The next memento will be the lineup card from win No. 1,000. Gardenhire sits at 997-937 after the Twins defeated the Chicago White Sox 4-3 on Wednesday.
But will it be the final keepsake he collects as manager of the Twins?
Gardenhire’s contract expires after this season, and there has been no indication from Twins management whether he will be invited back as the club nears the end of a possible third consecutive season of 90-plus losses. There figures to be a range of emotions when he becomes the 60th manager in major league history to reach the 1,000-win milestone.
Gardenhire, 55, has shown no signs of stress over his uncertain future. He has been engaging and pleasant in the clubhouse, as he has been throughout his career, and his sense of humor has remained intact.
“Carol [his wife] and I obviously talk about it,” he said. “The ‘what ifs?’: What if we’re not here next year, where are we going to go? Because my kids are up here. They live up here, work up here. So it would be naive to say we didn’t think about it and talk about it. But it’s not something I’m overwhelmed by.”
Those who have known Gardenhire throughout his professional career, as a player, coach and manager, believe he was a natural to be in a dugout, running a team.
“When we got him over here to manage Kenosha in 1988, there was no doubt he was going to become a major league manager, even back in A-ball,” said Twins General Manager Terry Ryan, whose relationship with Gardenhire goes back to the 1980s when they were in the Mets organization. “He just had that presence and he had the respect of players.”
He has, through his 26 years with the Twins organization (12 as manager), also gained the respect of his peers.
“I think Gardy has a very, very broad baseball mind and is in tune with fundamentals in every area,” said Angels manager Mike Scioscia, the only current baseball manager in the majors with more tenure with one team (14 years) than Gardenhire. “He understands what’s needed on a team to be successful. He’s made the most of whatever talent he’s had on his roster, taking advantage of every aspect.”
Twins players who have experienced Gardenhire during good times — he led the club to six division titles in his first nine seasons — say he has adapted well from working with elite players to teaching inexperienced ones.
“I think the players here see him as part of the solution and not part of the problem,” closer Glen Perkins said, “and that we can win with him.”
Adapting to the talent
Behind his office desk sits the 2010 AL Manager of the Year Award, which he received after five consecutive runner-up finishes.

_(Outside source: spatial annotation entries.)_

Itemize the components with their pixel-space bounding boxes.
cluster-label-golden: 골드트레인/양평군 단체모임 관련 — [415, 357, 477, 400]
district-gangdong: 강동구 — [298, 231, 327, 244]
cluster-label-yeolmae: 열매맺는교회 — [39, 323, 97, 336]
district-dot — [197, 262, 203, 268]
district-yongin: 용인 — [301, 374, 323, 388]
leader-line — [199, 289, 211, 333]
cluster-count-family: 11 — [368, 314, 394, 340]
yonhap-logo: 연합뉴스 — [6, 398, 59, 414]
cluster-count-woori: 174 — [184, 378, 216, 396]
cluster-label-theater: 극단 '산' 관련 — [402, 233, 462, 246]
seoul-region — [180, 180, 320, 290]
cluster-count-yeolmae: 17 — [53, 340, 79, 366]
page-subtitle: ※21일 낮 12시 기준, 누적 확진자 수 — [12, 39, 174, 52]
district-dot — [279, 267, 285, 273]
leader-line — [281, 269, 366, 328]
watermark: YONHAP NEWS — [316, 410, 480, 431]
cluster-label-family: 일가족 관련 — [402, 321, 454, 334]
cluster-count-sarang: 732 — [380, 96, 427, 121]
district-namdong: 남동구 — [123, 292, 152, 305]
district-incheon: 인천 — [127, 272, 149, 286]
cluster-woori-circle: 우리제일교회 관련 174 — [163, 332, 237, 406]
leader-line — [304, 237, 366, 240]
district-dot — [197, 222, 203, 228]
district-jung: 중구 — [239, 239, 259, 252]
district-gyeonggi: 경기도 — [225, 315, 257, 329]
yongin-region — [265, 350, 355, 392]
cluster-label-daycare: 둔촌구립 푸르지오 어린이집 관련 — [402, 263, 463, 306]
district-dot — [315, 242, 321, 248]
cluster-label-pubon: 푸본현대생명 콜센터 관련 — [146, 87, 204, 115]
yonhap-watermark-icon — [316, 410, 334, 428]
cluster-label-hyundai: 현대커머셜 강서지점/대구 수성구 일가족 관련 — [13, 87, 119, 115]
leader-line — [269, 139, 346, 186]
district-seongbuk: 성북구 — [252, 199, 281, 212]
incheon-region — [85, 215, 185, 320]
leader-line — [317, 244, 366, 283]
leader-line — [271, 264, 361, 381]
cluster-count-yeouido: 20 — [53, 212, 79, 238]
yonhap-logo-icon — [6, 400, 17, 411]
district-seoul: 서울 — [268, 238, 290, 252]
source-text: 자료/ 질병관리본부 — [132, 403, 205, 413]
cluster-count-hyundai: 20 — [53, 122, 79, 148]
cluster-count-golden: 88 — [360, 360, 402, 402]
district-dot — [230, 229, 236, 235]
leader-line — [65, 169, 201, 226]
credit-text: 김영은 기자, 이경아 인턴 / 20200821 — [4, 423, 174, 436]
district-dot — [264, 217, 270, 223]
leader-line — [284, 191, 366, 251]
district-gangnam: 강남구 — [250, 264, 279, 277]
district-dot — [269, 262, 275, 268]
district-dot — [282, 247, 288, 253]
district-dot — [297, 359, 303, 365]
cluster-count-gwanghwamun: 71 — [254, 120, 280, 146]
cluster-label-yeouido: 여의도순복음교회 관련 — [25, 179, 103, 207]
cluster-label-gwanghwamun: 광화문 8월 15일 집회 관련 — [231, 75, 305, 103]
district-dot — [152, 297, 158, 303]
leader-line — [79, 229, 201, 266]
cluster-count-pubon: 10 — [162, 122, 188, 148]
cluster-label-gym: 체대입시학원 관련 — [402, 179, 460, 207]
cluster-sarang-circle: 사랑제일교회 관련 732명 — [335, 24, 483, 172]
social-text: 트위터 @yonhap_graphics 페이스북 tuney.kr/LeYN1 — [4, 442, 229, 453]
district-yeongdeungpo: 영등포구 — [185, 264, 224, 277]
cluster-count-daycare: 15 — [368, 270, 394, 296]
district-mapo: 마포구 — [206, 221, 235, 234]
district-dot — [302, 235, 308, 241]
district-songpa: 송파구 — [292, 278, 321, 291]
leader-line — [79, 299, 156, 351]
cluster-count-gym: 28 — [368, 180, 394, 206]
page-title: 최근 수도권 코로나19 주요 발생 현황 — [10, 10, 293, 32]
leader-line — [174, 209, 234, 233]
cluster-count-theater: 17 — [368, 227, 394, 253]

On his watch, he’s had two MVPs (Justin Morneau and Joe Mauer), a two-time Cy Young winner (Johan Santana), three players win Silver Slugger awards (Morneau, Mauer and Josh Willingham) and four players win Gold Glove awards (Mauer, Santana, Torii Hunter and Doug Mienkiewicz).
But while the victories and the awards have dried up the past few years, Gardenhire still believes he’s improved as a manager in several key areas.
“I think you change,” he said. “Back then I was a little more confrontational. I wasn’t afraid to get in players’ faces, screaming. I think I’ve kind of realized that players are giving you everything they have and I’m not as confrontational. I think I understand how to handle players better than I did before.”